Mme Éliane Assassi. Je veux évoquer l’organisation de nos travaux. Sans remettre en cause la légitimité des scrutins publics, j’observe que nous ne sommes pas nombreux ce matin. Peut-être le serons-nous encore moins cette après-midi.
Or, hier au soir, la présidence a annoncé que nous lèverions la séance de ce jour à dix-neuf heures. Je voudrais avoir la confirmation de cet horaire, car j’ai entendu dire que la séance pourrait n’être levée qu’à vingt et une heures.
M. le président. Madame Assassi, je vous confirme que la séance d’aujourd'hui ne se poursuivra pas au-delà de dix-neuf heures.
Article 12
I. – Sont régis par les I à I quinquies du présent article les tarifs réglementés applicables aux prestations des commissaires-priseurs judiciaires, des greffiers de tribunaux de commerce, des huissiers de justice, des administrateurs judiciaires, des mandataires judiciaires et des notaires.
Sauf disposition contraire, lorsqu’un professionnel mentionné au premier alinéa est autorisé à exercer une activité dont la rémunération est fixée par un tarif propre à une autre catégorie d’auxiliaire de justice ou d’officier public ou ministériel, sa rémunération est arrêtée conformément aux règles dudit tarif.
I bis. – Les tarifs mentionnés au I prennent en compte les coûts pertinents du service rendu et une rémunération raisonnable, définie sur la base de critères objectifs, qui prennent notamment en compte les sujétions auxquelles sont soumises les professions en cause.
Par dérogation au premier alinéa du I bis, peut être prévue une péréquation des tarifs applicables à l’ensemble des prestations servies. Cette péréquation peut notamment prévoir que les tarifs des prestations relatives à des biens ou des droits d’une valeur supérieure à un seuil fixé par le ministre de la justice soient fixés proportionnellement à la valeur du bien ou du droit. Cette péréquation assure également une redistribution, au niveau national, d’une partie des sommes perçues au titre de ces tarifs proportionnels, au bénéfice d’un fonds propre à chaque profession destiné à financer, d’une part, la compensation des prestations accomplies à perte par les professionnels concernés et, d’autre part, l’indemnisation éventuelle par le créateur d’un nouvel office des titulaires d’office auxquels cette installation a causé préjudice.

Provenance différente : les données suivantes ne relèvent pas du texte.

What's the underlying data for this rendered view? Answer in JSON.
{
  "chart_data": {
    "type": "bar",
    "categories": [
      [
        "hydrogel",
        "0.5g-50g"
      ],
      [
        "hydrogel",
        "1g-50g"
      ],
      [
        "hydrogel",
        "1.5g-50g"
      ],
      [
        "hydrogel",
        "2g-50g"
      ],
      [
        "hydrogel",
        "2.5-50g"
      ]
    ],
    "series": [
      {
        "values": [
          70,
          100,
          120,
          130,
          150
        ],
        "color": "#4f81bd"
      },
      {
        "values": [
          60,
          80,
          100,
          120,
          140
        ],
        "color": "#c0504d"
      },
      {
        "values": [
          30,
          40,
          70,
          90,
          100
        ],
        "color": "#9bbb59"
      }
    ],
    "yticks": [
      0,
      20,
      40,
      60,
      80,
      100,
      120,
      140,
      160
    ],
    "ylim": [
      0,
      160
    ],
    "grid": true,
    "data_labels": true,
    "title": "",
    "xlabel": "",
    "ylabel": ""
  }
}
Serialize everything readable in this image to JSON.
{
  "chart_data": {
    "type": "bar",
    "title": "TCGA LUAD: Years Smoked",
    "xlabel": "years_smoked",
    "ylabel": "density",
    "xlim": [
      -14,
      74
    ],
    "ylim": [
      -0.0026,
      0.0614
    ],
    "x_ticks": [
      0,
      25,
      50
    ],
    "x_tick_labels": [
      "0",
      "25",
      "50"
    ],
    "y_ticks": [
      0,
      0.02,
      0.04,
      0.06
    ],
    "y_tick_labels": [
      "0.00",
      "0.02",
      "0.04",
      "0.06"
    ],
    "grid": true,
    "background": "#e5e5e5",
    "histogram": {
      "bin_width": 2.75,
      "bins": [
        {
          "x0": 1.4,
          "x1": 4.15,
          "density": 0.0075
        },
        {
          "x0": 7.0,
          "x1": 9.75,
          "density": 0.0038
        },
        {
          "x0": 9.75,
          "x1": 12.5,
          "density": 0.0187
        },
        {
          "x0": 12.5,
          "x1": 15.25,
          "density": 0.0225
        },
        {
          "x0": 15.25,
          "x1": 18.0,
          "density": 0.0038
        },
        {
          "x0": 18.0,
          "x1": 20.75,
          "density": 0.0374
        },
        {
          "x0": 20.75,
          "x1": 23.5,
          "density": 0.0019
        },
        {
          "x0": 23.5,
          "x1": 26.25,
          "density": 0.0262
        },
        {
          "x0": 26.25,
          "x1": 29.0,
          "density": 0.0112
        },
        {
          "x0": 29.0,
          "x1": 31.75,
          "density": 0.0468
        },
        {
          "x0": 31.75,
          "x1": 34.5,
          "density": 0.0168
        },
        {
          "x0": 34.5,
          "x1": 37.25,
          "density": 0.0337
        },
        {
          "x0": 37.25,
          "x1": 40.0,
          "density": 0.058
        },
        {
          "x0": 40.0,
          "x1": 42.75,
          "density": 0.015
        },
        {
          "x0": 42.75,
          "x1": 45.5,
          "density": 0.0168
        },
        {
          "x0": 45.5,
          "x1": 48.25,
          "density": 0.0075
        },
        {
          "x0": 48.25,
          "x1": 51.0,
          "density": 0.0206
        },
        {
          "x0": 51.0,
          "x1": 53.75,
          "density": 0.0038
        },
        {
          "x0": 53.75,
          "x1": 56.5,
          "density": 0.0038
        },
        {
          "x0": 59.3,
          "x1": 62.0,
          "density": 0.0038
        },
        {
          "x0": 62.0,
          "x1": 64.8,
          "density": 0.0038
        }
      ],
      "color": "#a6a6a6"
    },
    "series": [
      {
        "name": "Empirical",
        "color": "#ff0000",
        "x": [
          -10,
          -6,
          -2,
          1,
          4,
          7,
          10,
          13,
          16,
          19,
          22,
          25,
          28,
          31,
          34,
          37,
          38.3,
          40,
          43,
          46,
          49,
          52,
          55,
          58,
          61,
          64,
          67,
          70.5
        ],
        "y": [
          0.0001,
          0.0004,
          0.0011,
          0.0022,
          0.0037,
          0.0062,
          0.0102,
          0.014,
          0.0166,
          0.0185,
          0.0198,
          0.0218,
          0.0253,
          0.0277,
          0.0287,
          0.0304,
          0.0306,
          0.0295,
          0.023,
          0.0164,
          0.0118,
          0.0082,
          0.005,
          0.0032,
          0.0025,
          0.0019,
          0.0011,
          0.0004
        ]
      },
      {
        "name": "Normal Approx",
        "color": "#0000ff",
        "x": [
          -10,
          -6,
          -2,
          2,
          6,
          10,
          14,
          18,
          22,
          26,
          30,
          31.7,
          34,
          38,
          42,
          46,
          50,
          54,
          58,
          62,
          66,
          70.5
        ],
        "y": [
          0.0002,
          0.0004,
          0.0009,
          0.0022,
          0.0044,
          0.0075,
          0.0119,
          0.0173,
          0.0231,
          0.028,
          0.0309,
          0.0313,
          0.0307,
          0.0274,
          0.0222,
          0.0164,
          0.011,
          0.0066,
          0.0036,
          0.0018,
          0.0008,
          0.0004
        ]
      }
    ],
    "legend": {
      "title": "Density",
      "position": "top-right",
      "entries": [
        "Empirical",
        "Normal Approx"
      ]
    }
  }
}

Des remises peuvent être consenties lorsqu’un tarif est déterminé proportionnellement à la valeur d’un bien ou d’un droit en application du deuxième alinéa du présent I bis et lorsque le montant de ce tarif est supérieur à un seuil minimal défini par l’arrêté conjoint prévu au I ter. Pour chaque profession concernée par le présent article, un décret en Conseil d’État détermine quels autres types de remises peuvent être consentis par les intéressés sur le tarif des prestations qu’ils accomplissent, lorsque celles-ci entrent en concurrence avec celles, non soumises à un tarif, d’autres professionnels.
I ter. – Le tarif de chaque prestation est arrêté par le ministre de la justice.

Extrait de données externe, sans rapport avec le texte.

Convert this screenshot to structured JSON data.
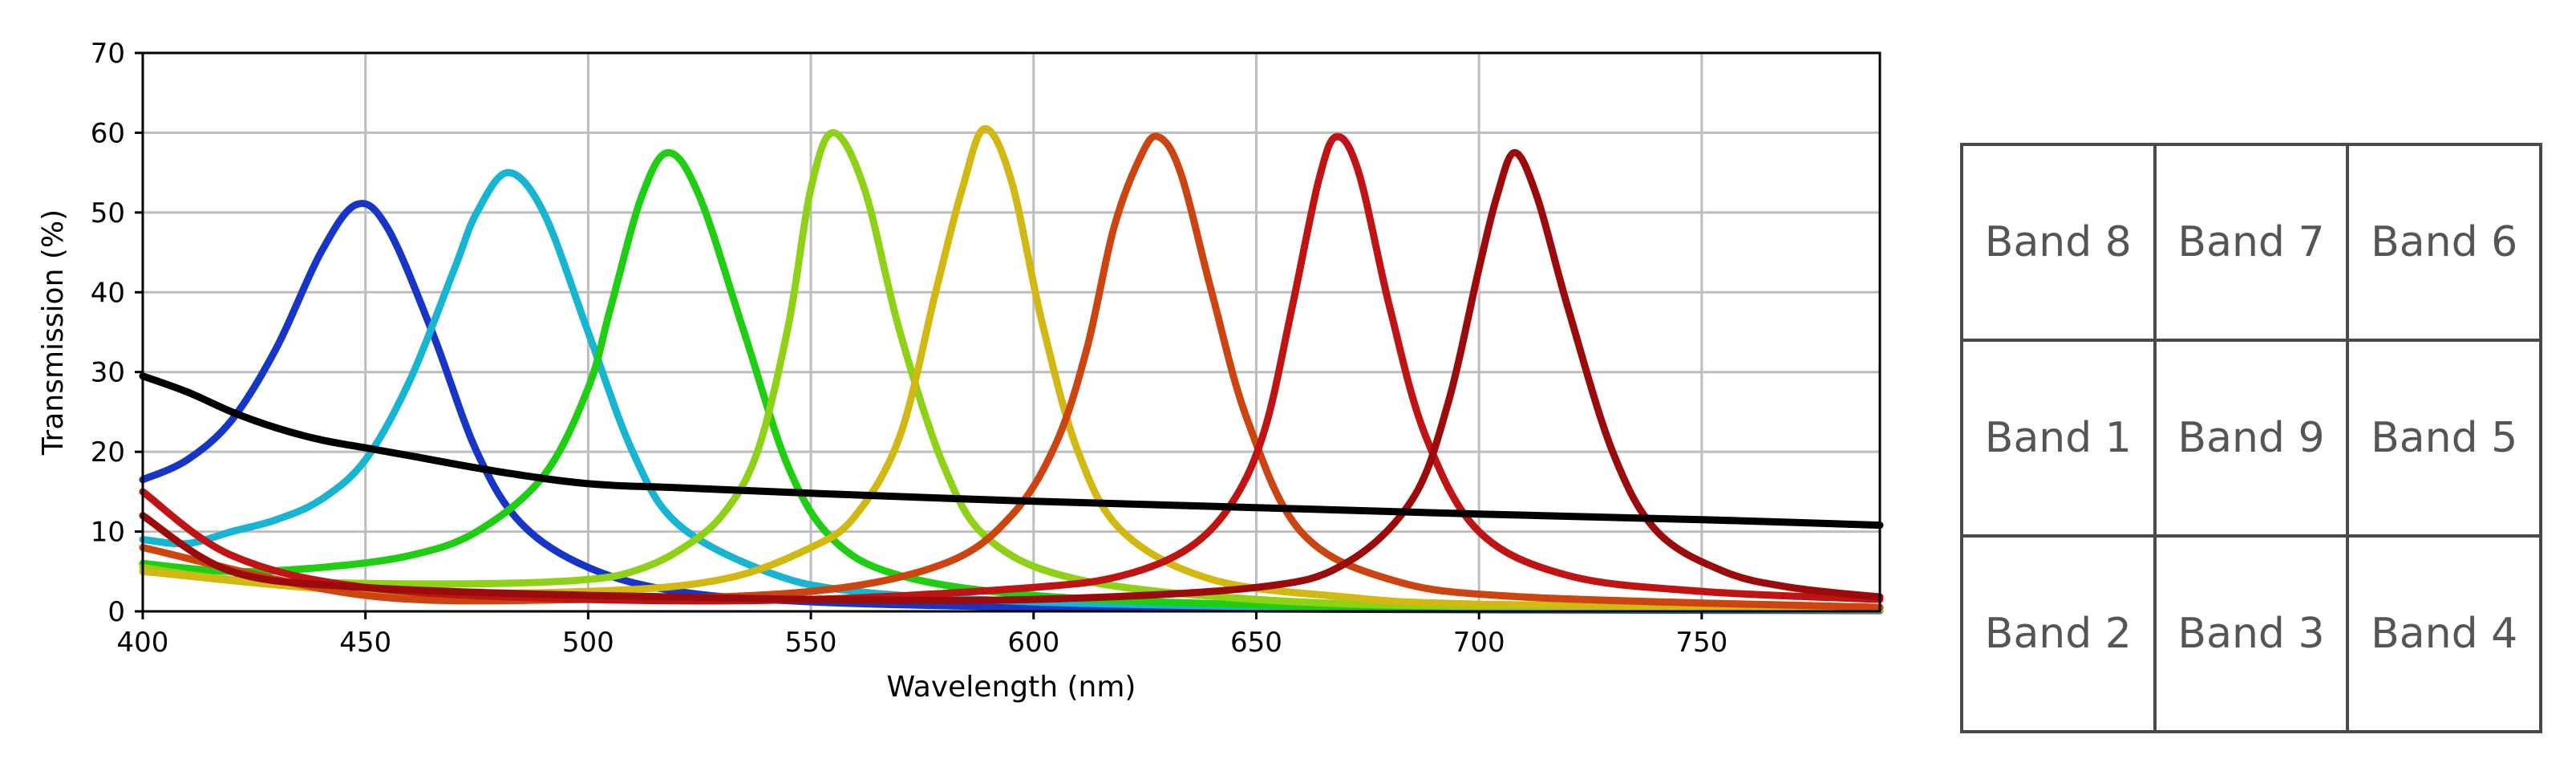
{
  "chart_data": {
    "type": "line",
    "title": "",
    "xlabel": "Wavelength (nm)",
    "ylabel": "Transmission (%)",
    "xlim": [
      400,
      790
    ],
    "ylim": [
      0,
      70
    ],
    "xticks": [
      400,
      450,
      500,
      550,
      600,
      650,
      700,
      750
    ],
    "yticks": [
      0,
      10,
      20,
      30,
      40,
      50,
      60,
      70
    ],
    "grid": true,
    "legend": "none",
    "series": [
      {
        "name": "blue filter",
        "color": "#1736c8",
        "x": [
          400,
          410,
          420,
          430,
          440,
          448,
          455,
          465,
          475,
          485,
          500,
          520,
          550,
          600,
          650,
          700,
          790
        ],
        "y": [
          16.5,
          19,
          24,
          33,
          45,
          51,
          48,
          35,
          20,
          11,
          5.5,
          2.5,
          1.2,
          0.5,
          0.3,
          0.2,
          0.1
        ]
      },
      {
        "name": "cyan filter",
        "color": "#17b5d2",
        "x": [
          400,
          410,
          420,
          430,
          440,
          450,
          460,
          470,
          475,
          482,
          490,
          500,
          510,
          520,
          540,
          560,
          600,
          650,
          700,
          790
        ],
        "y": [
          9,
          8.5,
          10,
          11.5,
          14,
          19,
          29,
          43,
          50,
          55,
          50,
          35,
          20,
          11,
          5,
          2.5,
          1.2,
          0.6,
          0.3,
          0.2
        ]
      },
      {
        "name": "green filter",
        "color": "#1fce12",
        "x": [
          400,
          420,
          440,
          460,
          475,
          490,
          500,
          505,
          512,
          518,
          525,
          535,
          545,
          555,
          570,
          600,
          650,
          700,
          790
        ],
        "y": [
          6,
          5,
          5.5,
          7,
          10,
          17,
          28,
          38,
          52,
          57.5,
          52,
          35,
          18,
          9,
          4.5,
          2,
          0.8,
          0.4,
          0.2
        ]
      },
      {
        "name": "yellow-green filter",
        "color": "#8fd117",
        "x": [
          400,
          420,
          450,
          480,
          500,
          510,
          520,
          530,
          538,
          545,
          550,
          555,
          562,
          570,
          580,
          590,
          610,
          650,
          700,
          790
        ],
        "y": [
          5.5,
          4,
          3.5,
          3.5,
          4,
          5,
          7.5,
          12,
          20,
          36,
          53,
          60,
          53,
          35,
          18,
          9,
          4,
          1.5,
          0.6,
          0.2
        ]
      },
      {
        "name": "yellow filter",
        "color": "#d1b812",
        "x": [
          400,
          450,
          500,
          530,
          550,
          560,
          570,
          578,
          584,
          589,
          595,
          602,
          610,
          620,
          640,
          670,
          700,
          790
        ],
        "y": [
          5,
          2.5,
          2.5,
          4,
          8,
          12,
          22,
          40,
          53,
          60.5,
          54,
          36,
          20,
          10,
          4,
          1.8,
          0.9,
          0.3
        ]
      },
      {
        "name": "orange filter",
        "color": "#cc4410",
        "x": [
          400,
          450,
          500,
          550,
          580,
          595,
          605,
          612,
          618,
          624,
          628,
          633,
          640,
          648,
          660,
          680,
          710,
          790
        ],
        "y": [
          8,
          2,
          1.5,
          2.5,
          6,
          12,
          21,
          33,
          48,
          57,
          59.5,
          55,
          40,
          24,
          10,
          4,
          1.8,
          0.5
        ]
      },
      {
        "name": "red filter",
        "color": "#c01414",
        "x": [
          400,
          420,
          450,
          500,
          550,
          600,
          620,
          635,
          645,
          652,
          658,
          664,
          668,
          673,
          680,
          688,
          700,
          720,
          750,
          790
        ],
        "y": [
          15,
          7,
          3,
          1.5,
          1.5,
          3,
          4.5,
          8,
          14,
          23,
          38,
          54,
          59.5,
          55,
          38,
          22,
          10,
          4.5,
          2.5,
          1.5
        ]
      },
      {
        "name": "dark red filter",
        "color": "#9c0b0b",
        "x": [
          400,
          420,
          450,
          500,
          550,
          600,
          650,
          670,
          685,
          693,
          700,
          704,
          708,
          713,
          720,
          730,
          740,
          755,
          770,
          790
        ],
        "y": [
          12,
          5,
          3,
          2,
          1.5,
          1.5,
          3,
          6,
          14,
          26,
          43,
          52,
          57.5,
          52,
          38,
          20,
          10,
          5,
          3,
          1.8
        ]
      },
      {
        "name": "unfiltered (black)",
        "color": "#000000",
        "x": [
          400,
          410,
          420,
          430,
          440,
          450,
          460,
          480,
          500,
          520,
          550,
          600,
          650,
          700,
          750,
          790
        ],
        "y": [
          29.5,
          27.5,
          25,
          23,
          21.5,
          20.5,
          19.5,
          17.5,
          16,
          15.5,
          14.8,
          13.8,
          13,
          12.2,
          11.5,
          10.8
        ]
      }
    ]
  },
  "band_grid": {
    "rows": [
      [
        "Band 8",
        "Band 7",
        "Band 6"
      ],
      [
        "Band 1",
        "Band 9",
        "Band 5"
      ],
      [
        "Band 2",
        "Band 3",
        "Band 4"
      ]
    ]
  }
}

Ces tarifs sont révisés au moins tous les cinq ans.
I quater. – Les commissaires-priseurs judiciaires, les greffiers de tribunaux de commerce, les huissiers de justice, les administrateurs judiciaires, les mandataires judiciaires et les notaires affichent les tarifs qu’ils pratiquent, de manière visible et lisible, dans leur lieu d’exercice et sur leur site internet.
I quinquies. – Un décret en Conseil d’État, pris après avis de l’Autorité de la concurrence, précise les modalités d’application du I à I quinquies du présent article, notamment :
1° Les modes d’évaluation des coûts pertinents et de la rémunération raisonnable ;
2° et 3° (Supprimés)
4° Les caractéristiques de la péréquation prévue au deuxième alinéa du I bis.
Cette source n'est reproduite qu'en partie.